No one cared about the girls.
Not the buyers.
Not the guards.
Not even the boss.
Only their own skin mattered.
We’re disposable. We always were.
Elishia stared, frozen in place, her mind strangely calm in the eye of the storm.
Until she felt it.
A strong arm wrapping around her waist, and Mark’s voice—gritted, urgent.
“Shit. Shit, shit, shit.“
He hauled her up, tight against his side, his heart hammering against her ribs as his boots pounded the floor. He was running toward the nearest hallway, carrying her with him like she weighed nothing.
Why isn’t he leaving me too?
However–
They didn’t make it.
They barely made it five steps before—
The grenade detonated.
A blinding white light engulfed the room behind them, searing through walls, skin, thought itself. The explosion was a physical thing, a monster made of sound and fury that swallowed everything in its path.
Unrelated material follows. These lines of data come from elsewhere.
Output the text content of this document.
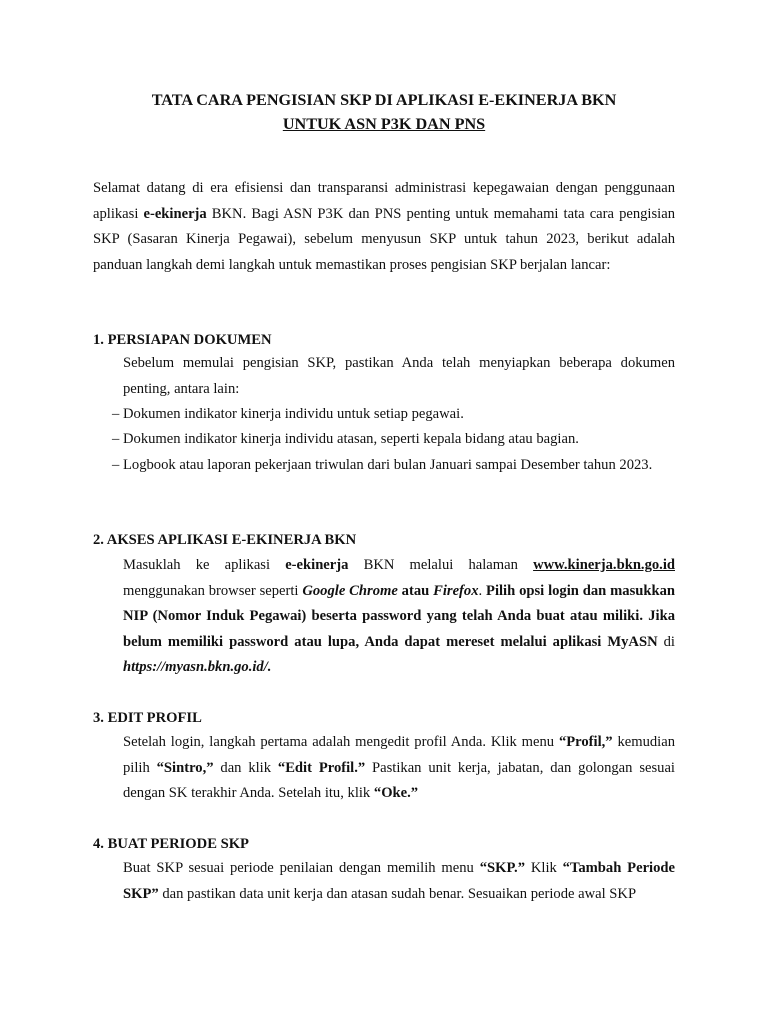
TATA CARA PENGISIAN SKP DI APLIKASI E-EKINERJA BKN
UNTUK ASN P3K DAN PNS
Selamat datang di era efisiensi dan transparansi administrasi kepegawaian dengan penggunaan aplikasi e-ekinerja BKN. Bagi ASN P3K dan PNS penting untuk memahami tata cara pengisian SKP (Sasaran Kinerja Pegawai), sebelum menyusun SKP untuk tahun 2023, berikut adalah panduan langkah demi langkah untuk memastikan proses pengisian SKP berjalan lancar:
1. PERSIAPAN DOKUMEN
Sebelum memulai pengisian SKP, pastikan Anda telah menyiapkan beberapa dokumen penting, antara lain:
– Dokumen indikator kinerja individu untuk setiap pegawai.
– Dokumen indikator kinerja individu atasan, seperti kepala bidang atau bagian.
– Logbook atau laporan pekerjaan triwulan dari bulan Januari sampai Desember tahun 2023.
2. AKSES APLIKASI E-EKINERJA BKN
Masuklah ke aplikasi e-ekinerja BKN melalui halaman www.kinerja.bkn.go.id menggunakan browser seperti Google Chrome atau Firefox. Pilih opsi login dan masukkan NIP (Nomor Induk Pegawai) beserta password yang telah Anda buat atau miliki. Jika belum memiliki password atau lupa, Anda dapat mereset melalui aplikasi MyASN di https://myasn.bkn.go.id/.
3. EDIT PROFIL
Setelah login, langkah pertama adalah mengedit profil Anda. Klik menu “Profil,” kemudian pilih “Sintro,” dan klik “Edit Profil.” Pastikan unit kerja, jabatan, dan golongan sesuai dengan SK terakhir Anda. Setelah itu, klik “Oke.”
4. BUAT PERIODE SKP
Buat SKP sesuai periode penilaian dengan memilih menu “SKP.” Klik “Tambah Periode SKP” dan pastikan data unit kerja dan atasan sudah benar. Sesuaikan periode awal SKP
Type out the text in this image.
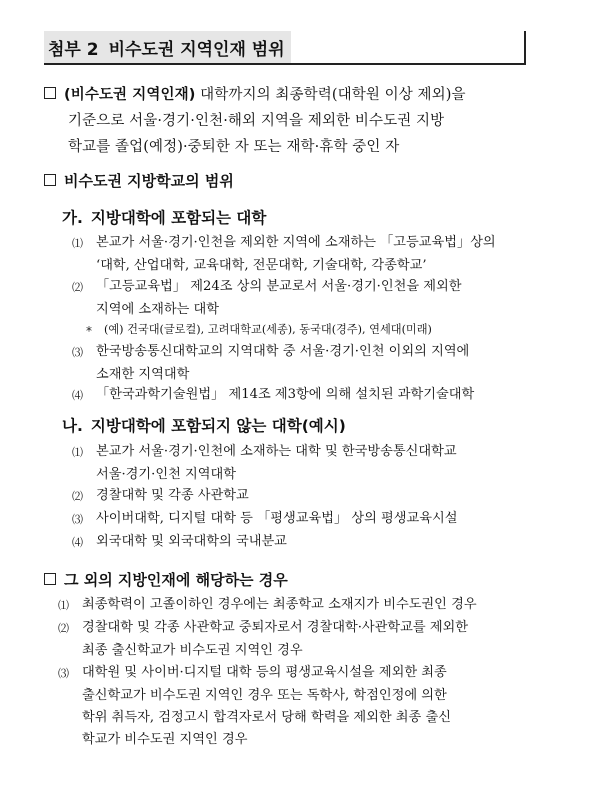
첨부 2 비수도권 지역인재 범위
(비수도권 지역인재) 대학까지의 최종학력(대학원 이상 제외)을
기준으로 서울·경기·인천·해외 지역을 제외한 비수도권 지방
학교를 졸업(예정)·중퇴한 자 또는 재학·휴학 중인 자
비수도권 지방학교의 범위
가. 지방대학에 포함되는 대학
⑴ 본교가 서울·경기·인천을 제외한 지역에 소재하는 「고등교육법」상의
‘대학, 산업대학, 교육대학, 전문대학, 기술대학, 각종학교’
⑵ 「고등교육법」 제24조 상의 분교로서 서울·경기·인천을 제외한
지역에 소재하는 대학
*	(예) 건국대(글로컬), 고려대학교(세종), 동국대(경주), 연세대(미래)
⑶ 한국방송통신대학교의 지역대학 중 서울·경기·인천 이외의 지역에
소재한 지역대학
⑷ 「한국과학기술원법」 제14조 제3항에 의해 설치된 과학기술대학
나. 지방대학에 포함되지 않는 대학(예시)
⑴ 본교가 서울·경기·인천에 소재하는 대학 및 한국방송통신대학교
서울·경기·인천 지역대학
⑵ 경찰대학 및 각종 사관학교
⑶ 사이버대학, 디지털 대학 등 「평생교육법」 상의 평생교육시설
⑷ 외국대학 및 외국대학의 국내분교
그 외의 지방인재에 해당하는 경우
⑴ 최종학력이 고졸이하인 경우에는 최종학교 소재지가 비수도권인 경우
⑵ 경찰대학 및 각종 사관학교 중퇴자로서 경찰대학·사관학교를 제외한
최종 출신학교가 비수도권 지역인 경우
⑶ 대학원 및 사이버·디지털 대학 등의 평생교육시설을 제외한 최종
출신학교가 비수도권 지역인 경우 또는 독학사, 학점인정에 의한
학위 취득자, 검정고시 합격자로서 당해 학력을 제외한 최종 출신
학교가 비수도권 지역인 경우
Elishia’s eyes snapped shut instinctively as a deafening rumble tore through the air, followed by the screech of twisting metal and shattering concrete.
She felt herself lifted—not by Mark’s arms, but by the shockwave itself—and then slammed against something unforgiving.
A sharp crack echoed through her skull, and she couldn’t tell if it was the wall or her bones breaking.
Mark—
The thought barely formed before everything went white, then red, then—
Nothing.
No sound. No light. No feeling. No Mark.
Just the empty hum of silence pressing against her eardrums.